Pepsi fared better with their now-classic Shaq spot, appearing here for the first time. It was a great twist on the "Mean Joe Greene" ad. I wouldn't give it to him either.
Bo Knows Tea! Apparently he was still getting ad deals by '94. Well, good....Bo was an awesome dude. This is another 90's "fisheye nightmare" spot, but the bad cinematography is lessened by the hilarious sight of Bo acting all Road Runner. This ad was not exclusive to the Bowl, and aired for months afterward.

The other tea spot stars David Carradine, the star of the syndicated action series "Kung-Fu: The Legend Continues." Which I didn't watch, so if this ad is riffing on the show in any way, I couldn't tell you.
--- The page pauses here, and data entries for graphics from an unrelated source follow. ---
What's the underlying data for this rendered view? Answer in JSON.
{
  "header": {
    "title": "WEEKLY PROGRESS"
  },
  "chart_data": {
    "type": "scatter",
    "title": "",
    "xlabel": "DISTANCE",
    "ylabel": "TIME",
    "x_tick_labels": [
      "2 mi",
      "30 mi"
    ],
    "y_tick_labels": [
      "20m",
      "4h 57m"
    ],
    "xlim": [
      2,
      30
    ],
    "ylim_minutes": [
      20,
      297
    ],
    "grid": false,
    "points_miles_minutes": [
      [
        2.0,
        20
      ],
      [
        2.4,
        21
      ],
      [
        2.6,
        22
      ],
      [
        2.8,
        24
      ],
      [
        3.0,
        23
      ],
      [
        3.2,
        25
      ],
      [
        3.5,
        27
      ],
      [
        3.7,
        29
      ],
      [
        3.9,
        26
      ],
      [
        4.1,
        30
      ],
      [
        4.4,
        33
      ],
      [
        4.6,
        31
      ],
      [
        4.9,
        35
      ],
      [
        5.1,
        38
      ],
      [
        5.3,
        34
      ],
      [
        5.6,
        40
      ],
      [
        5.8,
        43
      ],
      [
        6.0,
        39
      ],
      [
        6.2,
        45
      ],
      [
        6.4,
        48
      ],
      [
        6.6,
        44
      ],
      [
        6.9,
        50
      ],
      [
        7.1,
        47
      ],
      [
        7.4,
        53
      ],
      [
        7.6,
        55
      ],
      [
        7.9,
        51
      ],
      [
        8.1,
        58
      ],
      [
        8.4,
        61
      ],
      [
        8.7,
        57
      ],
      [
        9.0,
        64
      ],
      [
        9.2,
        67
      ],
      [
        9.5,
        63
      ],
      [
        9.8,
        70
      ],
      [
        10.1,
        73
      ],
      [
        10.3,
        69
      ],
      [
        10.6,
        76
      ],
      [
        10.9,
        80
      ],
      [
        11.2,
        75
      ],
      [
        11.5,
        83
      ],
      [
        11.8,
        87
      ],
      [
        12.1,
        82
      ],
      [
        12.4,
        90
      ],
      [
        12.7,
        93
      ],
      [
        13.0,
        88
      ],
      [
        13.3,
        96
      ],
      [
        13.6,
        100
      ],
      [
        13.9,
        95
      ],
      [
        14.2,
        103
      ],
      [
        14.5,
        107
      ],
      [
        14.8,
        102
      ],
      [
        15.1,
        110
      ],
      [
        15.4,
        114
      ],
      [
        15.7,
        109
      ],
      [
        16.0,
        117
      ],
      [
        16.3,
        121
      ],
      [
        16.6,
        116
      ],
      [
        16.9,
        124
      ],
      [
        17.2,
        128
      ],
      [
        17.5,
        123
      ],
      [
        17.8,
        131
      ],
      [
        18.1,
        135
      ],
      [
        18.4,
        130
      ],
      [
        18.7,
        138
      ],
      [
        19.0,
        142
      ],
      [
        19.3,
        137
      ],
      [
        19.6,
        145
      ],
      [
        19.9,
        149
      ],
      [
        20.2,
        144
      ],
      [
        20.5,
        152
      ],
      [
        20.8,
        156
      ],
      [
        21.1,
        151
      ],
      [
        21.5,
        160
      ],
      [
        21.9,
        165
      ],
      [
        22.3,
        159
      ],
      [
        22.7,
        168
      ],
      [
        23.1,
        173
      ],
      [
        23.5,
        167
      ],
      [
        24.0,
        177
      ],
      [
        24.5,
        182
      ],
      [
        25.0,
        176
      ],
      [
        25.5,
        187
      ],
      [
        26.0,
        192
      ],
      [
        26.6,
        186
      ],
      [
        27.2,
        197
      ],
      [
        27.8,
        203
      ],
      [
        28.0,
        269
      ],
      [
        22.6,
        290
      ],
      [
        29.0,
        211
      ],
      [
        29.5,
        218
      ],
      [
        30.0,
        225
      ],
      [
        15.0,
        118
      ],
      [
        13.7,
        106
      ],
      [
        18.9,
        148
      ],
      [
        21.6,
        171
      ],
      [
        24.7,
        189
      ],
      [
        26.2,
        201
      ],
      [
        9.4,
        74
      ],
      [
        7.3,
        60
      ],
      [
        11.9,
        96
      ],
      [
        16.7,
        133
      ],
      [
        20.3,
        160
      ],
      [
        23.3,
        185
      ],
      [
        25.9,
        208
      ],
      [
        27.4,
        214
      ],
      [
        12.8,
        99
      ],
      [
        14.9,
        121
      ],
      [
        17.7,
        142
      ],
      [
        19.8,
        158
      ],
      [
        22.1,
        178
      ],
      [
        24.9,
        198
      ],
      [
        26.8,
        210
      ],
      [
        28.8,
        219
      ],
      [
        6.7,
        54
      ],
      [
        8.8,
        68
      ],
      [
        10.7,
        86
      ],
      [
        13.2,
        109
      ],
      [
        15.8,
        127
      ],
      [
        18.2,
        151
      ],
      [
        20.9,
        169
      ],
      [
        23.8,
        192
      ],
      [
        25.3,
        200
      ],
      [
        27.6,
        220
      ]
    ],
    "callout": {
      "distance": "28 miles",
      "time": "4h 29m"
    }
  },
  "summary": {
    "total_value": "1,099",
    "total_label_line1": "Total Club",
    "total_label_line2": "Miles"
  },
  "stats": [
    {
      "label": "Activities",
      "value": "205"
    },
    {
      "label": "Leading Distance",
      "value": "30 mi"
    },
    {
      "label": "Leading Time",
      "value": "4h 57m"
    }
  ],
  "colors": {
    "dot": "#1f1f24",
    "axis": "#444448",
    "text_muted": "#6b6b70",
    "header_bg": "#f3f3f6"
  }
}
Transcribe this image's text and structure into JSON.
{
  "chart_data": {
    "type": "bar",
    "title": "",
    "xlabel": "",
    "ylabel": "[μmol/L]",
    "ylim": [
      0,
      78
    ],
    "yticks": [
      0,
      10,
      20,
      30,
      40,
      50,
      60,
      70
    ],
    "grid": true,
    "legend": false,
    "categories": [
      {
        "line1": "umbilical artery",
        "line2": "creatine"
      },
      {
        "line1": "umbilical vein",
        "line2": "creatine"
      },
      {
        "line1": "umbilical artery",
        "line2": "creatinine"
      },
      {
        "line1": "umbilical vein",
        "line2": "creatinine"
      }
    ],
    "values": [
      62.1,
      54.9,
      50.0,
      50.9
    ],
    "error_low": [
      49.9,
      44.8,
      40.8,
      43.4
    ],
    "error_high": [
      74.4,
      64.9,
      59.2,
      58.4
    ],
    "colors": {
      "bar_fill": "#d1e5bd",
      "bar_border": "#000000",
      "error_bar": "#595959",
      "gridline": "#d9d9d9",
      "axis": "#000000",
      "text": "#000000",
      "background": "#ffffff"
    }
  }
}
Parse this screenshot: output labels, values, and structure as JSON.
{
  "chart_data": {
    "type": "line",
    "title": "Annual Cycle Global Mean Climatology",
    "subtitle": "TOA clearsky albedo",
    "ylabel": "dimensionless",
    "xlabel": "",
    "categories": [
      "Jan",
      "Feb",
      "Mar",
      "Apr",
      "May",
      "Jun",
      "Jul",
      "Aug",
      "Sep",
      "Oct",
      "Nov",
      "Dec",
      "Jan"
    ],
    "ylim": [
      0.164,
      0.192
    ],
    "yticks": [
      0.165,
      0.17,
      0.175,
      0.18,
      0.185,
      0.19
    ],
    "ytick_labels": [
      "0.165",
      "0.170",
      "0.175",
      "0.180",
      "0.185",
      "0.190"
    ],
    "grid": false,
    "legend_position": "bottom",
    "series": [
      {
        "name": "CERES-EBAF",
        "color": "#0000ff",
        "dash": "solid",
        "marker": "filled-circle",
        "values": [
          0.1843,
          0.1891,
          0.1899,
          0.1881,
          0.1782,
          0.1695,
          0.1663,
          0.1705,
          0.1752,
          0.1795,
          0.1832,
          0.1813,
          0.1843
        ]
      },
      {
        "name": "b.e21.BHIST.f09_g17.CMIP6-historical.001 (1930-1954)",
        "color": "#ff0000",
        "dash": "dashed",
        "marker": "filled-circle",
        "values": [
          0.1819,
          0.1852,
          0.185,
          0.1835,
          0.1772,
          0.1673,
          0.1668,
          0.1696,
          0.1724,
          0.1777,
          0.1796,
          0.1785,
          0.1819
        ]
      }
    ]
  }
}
How many more basketball stars does a football game need? This Converse ad got a bit of pre-Bowl press for using the surviving members of the Lollipop Guild in an Oz parody starring Grandma-ma and MJ.
Every year there are companies which offer ads that aren't loud or gimmicky enough to be remembered, yet clever enough to deserve it. 1994 Visa, we salute you.
And then, every year there are companies that don't do anything special and offer up nothing worth discussing. ...Here's some of them.


By the time this ad appeared, the game was almost over. Fourth-quarter ads have the disadvantage of airing when you're burned out and much harder to impress. It's not the time to air an ad this lame. FedEx, you fail!
The focus of the phone business has changed dramatically in twenty years. It was all about landlines in '94, and what you saw on Freakazoid was accurate -- it was a WAR. Three major companies battled neck and neck for years, continually taking shots at each other, trying to top each other with new plans and deals while slandering the other deals. MCI introduced "Friends and Family," a plan that gave you discounts for family phone calls; AT&T responded with "MCI is so evil that they want to collect the phone numbers of your family members!" The cola wars were nothing compared to this.
Speaking of Freakazoid, that show is all I can think of when I watch these.
The game aired on NBC that year and network promos included hype for the midseason return of LA Law and for a TV movie, "Witness To The Execution." It was about how, in 1999, American moral values were to have fallen so far that capital punishment would be a public event. I mean in the Astrodome, with millions surrounding the chair, a giant digital clock counting down the minutes, and the National Anthem sung by a celebrity right before the zapping.

You can guess the plot already: the man is innocent, only ONE WOMAN can stop everything, various villains want to stop her from stopping everything, yadda yadda. It faced some backlash before it aired, mainly from some dumb people who had no concept of satire (read: Senators) and thought NBC was legitimately promoting an execution for ratings, albeit a fake one.

This movie is embarrassing for many reasons, but this one leads them: if you're going to make a movie about the future, and you're going to make some bold predictions, for the love of all that is holy, DON'T set it only five years ahead.